Being Charged with Fraud in Arizona

being charged with fraudThe term fraud is very broad and it can refer to many things – insurance fraud, credit card fraud, identity theft and other schemes. All of these, however, refer to a similar type of offense that is punishable by law in Arizona and across the US.

How Is Fraud Defined in Arizona?

A.R.S. 13-2310 states that the crime of fraudulent scheming is committed whenever an individual creates a scheme or a plan to defraud others knowingly and to receive benefits as a result of this illegal activity.

To put it in simpler terms, fraud is a range of criminal offenses that involve dishonesty, manipulation and misrepresentation to intentionally deceive another person and receive personal benefits. Depending on the type of fraud scheme and the nature of the fraudulent activity, this crime can be addressed either on state or federal level.
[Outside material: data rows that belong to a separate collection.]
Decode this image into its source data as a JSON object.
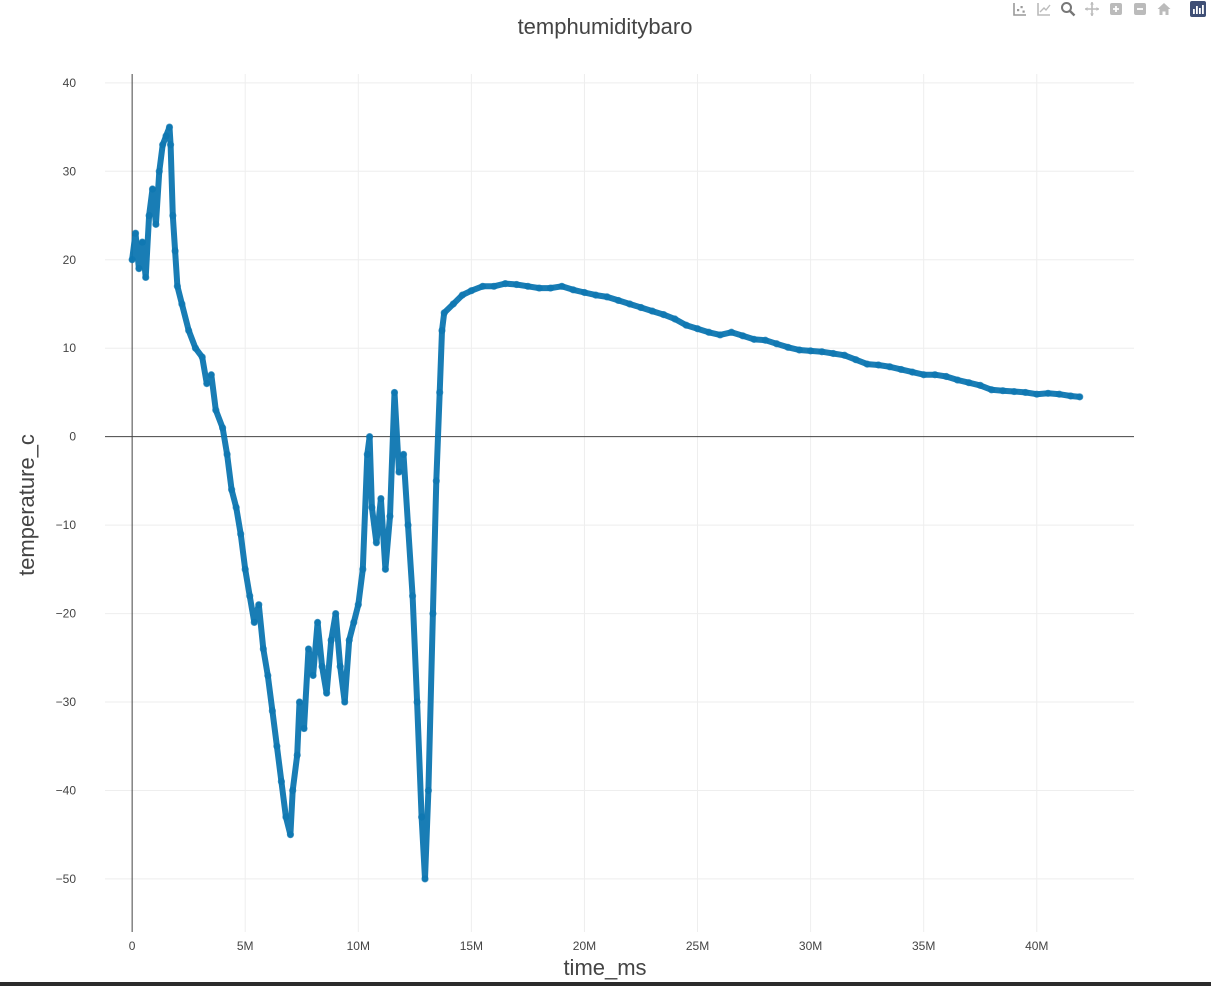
{
  "chart_data": {
    "type": "scatter",
    "title": "temphumiditybaro",
    "xlabel": "time_ms",
    "ylabel": "temperature_c",
    "xlim": [
      -1200000,
      44300000
    ],
    "ylim": [
      -56,
      41
    ],
    "xticks": [
      0,
      5000000,
      10000000,
      15000000,
      20000000,
      25000000,
      30000000,
      35000000,
      40000000
    ],
    "xtick_labels": [
      "0",
      "5M",
      "10M",
      "15M",
      "20M",
      "25M",
      "30M",
      "35M",
      "40M"
    ],
    "yticks": [
      40,
      30,
      20,
      10,
      0,
      -10,
      -20,
      -30,
      -40,
      -50
    ],
    "ytick_labels": [
      "40",
      "30",
      "20",
      "10",
      "0",
      "−10",
      "−20",
      "−30",
      "−40",
      "−50"
    ],
    "grid": true,
    "zero_lines": true,
    "marker_color": "#0d76b1",
    "series": [
      {
        "points": [
          [
            0,
            20
          ],
          [
            150000,
            23
          ],
          [
            300000,
            19
          ],
          [
            450000,
            22
          ],
          [
            600000,
            18
          ],
          [
            750000,
            25
          ],
          [
            900000,
            28
          ],
          [
            1050000,
            24
          ],
          [
            1200000,
            30
          ],
          [
            1350000,
            33
          ],
          [
            1500000,
            34
          ],
          [
            1650000,
            35
          ],
          [
            1700000,
            33
          ],
          [
            1800000,
            25
          ],
          [
            1900000,
            21
          ],
          [
            2000000,
            17
          ],
          [
            2200000,
            15
          ],
          [
            2500000,
            12
          ],
          [
            2800000,
            10
          ],
          [
            3100000,
            9
          ],
          [
            3300000,
            6
          ],
          [
            3500000,
            7
          ],
          [
            3700000,
            3
          ],
          [
            4000000,
            1
          ],
          [
            4200000,
            -2
          ],
          [
            4400000,
            -6
          ],
          [
            4600000,
            -8
          ],
          [
            4800000,
            -11
          ],
          [
            5000000,
            -15
          ],
          [
            5200000,
            -18
          ],
          [
            5400000,
            -21
          ],
          [
            5600000,
            -19
          ],
          [
            5800000,
            -24
          ],
          [
            6000000,
            -27
          ],
          [
            6200000,
            -31
          ],
          [
            6400000,
            -35
          ],
          [
            6600000,
            -39
          ],
          [
            6800000,
            -43
          ],
          [
            7000000,
            -45
          ],
          [
            7100000,
            -40
          ],
          [
            7300000,
            -36
          ],
          [
            7400000,
            -30
          ],
          [
            7600000,
            -33
          ],
          [
            7800000,
            -24
          ],
          [
            8000000,
            -27
          ],
          [
            8200000,
            -21
          ],
          [
            8400000,
            -26
          ],
          [
            8600000,
            -29
          ],
          [
            8800000,
            -23
          ],
          [
            9000000,
            -20
          ],
          [
            9200000,
            -26
          ],
          [
            9400000,
            -30
          ],
          [
            9600000,
            -23
          ],
          [
            9800000,
            -21
          ],
          [
            10000000,
            -19
          ],
          [
            10200000,
            -15
          ],
          [
            10400000,
            -2
          ],
          [
            10500000,
            0
          ],
          [
            10600000,
            -8
          ],
          [
            10800000,
            -12
          ],
          [
            11000000,
            -7
          ],
          [
            11200000,
            -15
          ],
          [
            11400000,
            -9
          ],
          [
            11600000,
            5
          ],
          [
            11800000,
            -4
          ],
          [
            12000000,
            -2
          ],
          [
            12200000,
            -10
          ],
          [
            12400000,
            -18
          ],
          [
            12600000,
            -30
          ],
          [
            12800000,
            -43
          ],
          [
            12950000,
            -50
          ],
          [
            13100000,
            -40
          ],
          [
            13300000,
            -20
          ],
          [
            13450000,
            -5
          ],
          [
            13600000,
            5
          ],
          [
            13700000,
            12
          ],
          [
            13800000,
            14
          ],
          [
            14200000,
            15
          ],
          [
            14600000,
            16
          ],
          [
            15000000,
            16.5
          ],
          [
            15500000,
            17
          ],
          [
            16000000,
            17
          ],
          [
            16500000,
            17.3
          ],
          [
            17000000,
            17.2
          ],
          [
            17500000,
            17
          ],
          [
            18000000,
            16.8
          ],
          [
            18500000,
            16.8
          ],
          [
            19000000,
            17
          ],
          [
            19500000,
            16.6
          ],
          [
            20000000,
            16.3
          ],
          [
            20500000,
            16
          ],
          [
            21000000,
            15.8
          ],
          [
            21500000,
            15.4
          ],
          [
            22000000,
            15
          ],
          [
            22500000,
            14.6
          ],
          [
            23000000,
            14.2
          ],
          [
            23500000,
            13.8
          ],
          [
            24000000,
            13.3
          ],
          [
            24500000,
            12.6
          ],
          [
            25000000,
            12.2
          ],
          [
            25500000,
            11.8
          ],
          [
            26000000,
            11.5
          ],
          [
            26500000,
            11.8
          ],
          [
            27000000,
            11.4
          ],
          [
            27500000,
            11
          ],
          [
            28000000,
            10.9
          ],
          [
            28500000,
            10.5
          ],
          [
            29000000,
            10.1
          ],
          [
            29500000,
            9.8
          ],
          [
            30000000,
            9.7
          ],
          [
            30500000,
            9.6
          ],
          [
            31000000,
            9.4
          ],
          [
            31500000,
            9.2
          ],
          [
            32000000,
            8.7
          ],
          [
            32500000,
            8.2
          ],
          [
            33000000,
            8.1
          ],
          [
            33500000,
            7.9
          ],
          [
            34000000,
            7.6
          ],
          [
            34500000,
            7.3
          ],
          [
            35000000,
            7
          ],
          [
            35500000,
            7
          ],
          [
            36000000,
            6.8
          ],
          [
            36500000,
            6.4
          ],
          [
            37000000,
            6.1
          ],
          [
            37500000,
            5.8
          ],
          [
            38000000,
            5.3
          ],
          [
            38500000,
            5.2
          ],
          [
            39000000,
            5.1
          ],
          [
            39500000,
            5
          ],
          [
            40000000,
            4.8
          ],
          [
            40500000,
            4.9
          ],
          [
            41000000,
            4.8
          ],
          [
            41500000,
            4.6
          ],
          [
            41900000,
            4.5
          ]
        ]
      }
    ]
  },
  "modebar": {
    "icons": [
      "compare-data-icon",
      "show-closest-icon",
      "zoom-icon",
      "pan-icon",
      "zoom-in-icon",
      "zoom-out-icon",
      "home-icon",
      "plotly-logo-icon"
    ]
  }
}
In Arizona, various types of illegal activities fall in the fraud category. A few of the most common ones include:

  • Identity theft
  • Tax fraud
  • Insurance fraud
  • Bankruptcy fraud
  • Counterfeiting
  • Embezzlement
  • Pyramid schemes
  • Unemployment fraud
  • Mail fraud
  • Bribery

As you can see, the term refers to a very broad range of actions. Some of these activities fall under the white collar crime category. Others, like bribery for example, can be carried out on a much bigger scale. In some instances, fraud is committed against an individual. In others, it involves a company, an organization or even a governmental institution.
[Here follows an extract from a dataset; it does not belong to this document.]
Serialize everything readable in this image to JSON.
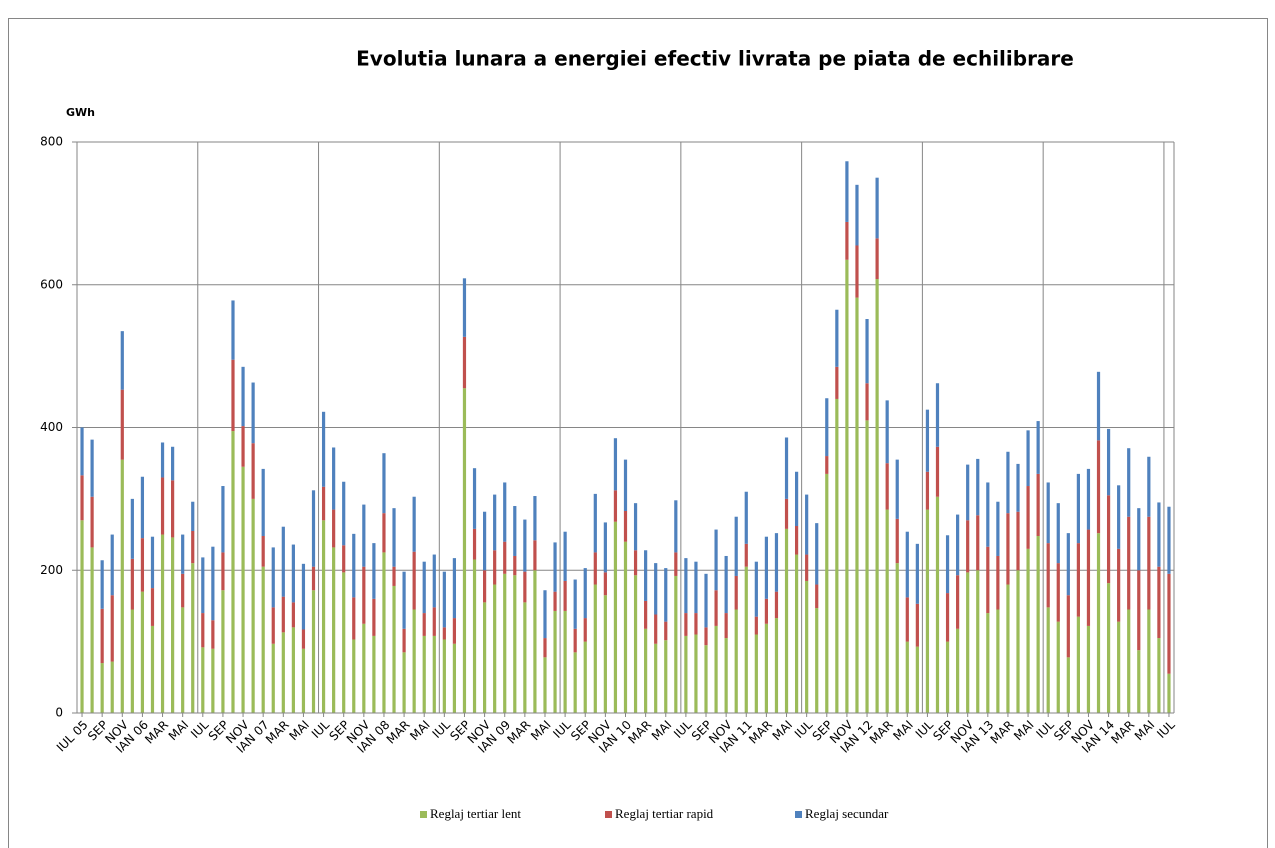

Fraud is usually a Class 2 felony offense in Arizona. Depending on the nature of the activity, there may be additional charges that will increase the scope of sanctions in the event of a person being found guilty.

The Criminal Process and Fraud Penalties

Several elements will have to be established for fraud to be proven.

A fraud charge will have to establish misrepresentation of fact by someone who knows the presented fact is false. In addition, that person should rely on the misrepresentation to cause injury or losses to someone else.

In Arizona, a first time offense is a Class 2 felony that carries probation to one year in jail or a prison sentence of up to 12.5 years. There will also be fines that can reach up to 150,000 dollars.

In the event of unemployment fraud, a person that’s found guilty can expect a prison sentence of one year and a fine of 150,000 dollars.

Whenever fraud causes losses exceeding 100,000 dollars, there will be no probation option. The defendant will face prison time if found guilty.

Depending on the nature and the severity of the crime, it could also be prosecuted in federal court. Federal crimes carry much more serious sanctions and harsher penalties. In addition, a defendant may be ordered to pay civil penalties to compensate a victim in a couple of distinctive ways (covering attorney fees, paying restitution, etc.).

Fraud Defense Strategies

Arizona criminal lawyers often deal with fraud charges because of the broad scope of activities falling under the category.

Based on the specific charge and the evidence, a lawyer will seek the right defense strategy that will prove one’s innocence, contribute to the dismissal of the charges or result in the most lenient sentence.

Showing there was no intention to defraud anyone is a common line of defense. The activities of a defendant need to be intentional and purposeful for them to qualify as a crime.

It’s also possible for a lawyer to attempt establishing the fact that any benefit a client received was provided with the consent of the alleged victim. Evidence of mutual agreement or understanding between the two entities will be sufficient to establish the fact that no fraudulent activity occurred.

Procedural violations like a violation of the defendant’s Miranda Rights can also be incorporated in the defense strategy to get some or all of the evidence dismissed from the case.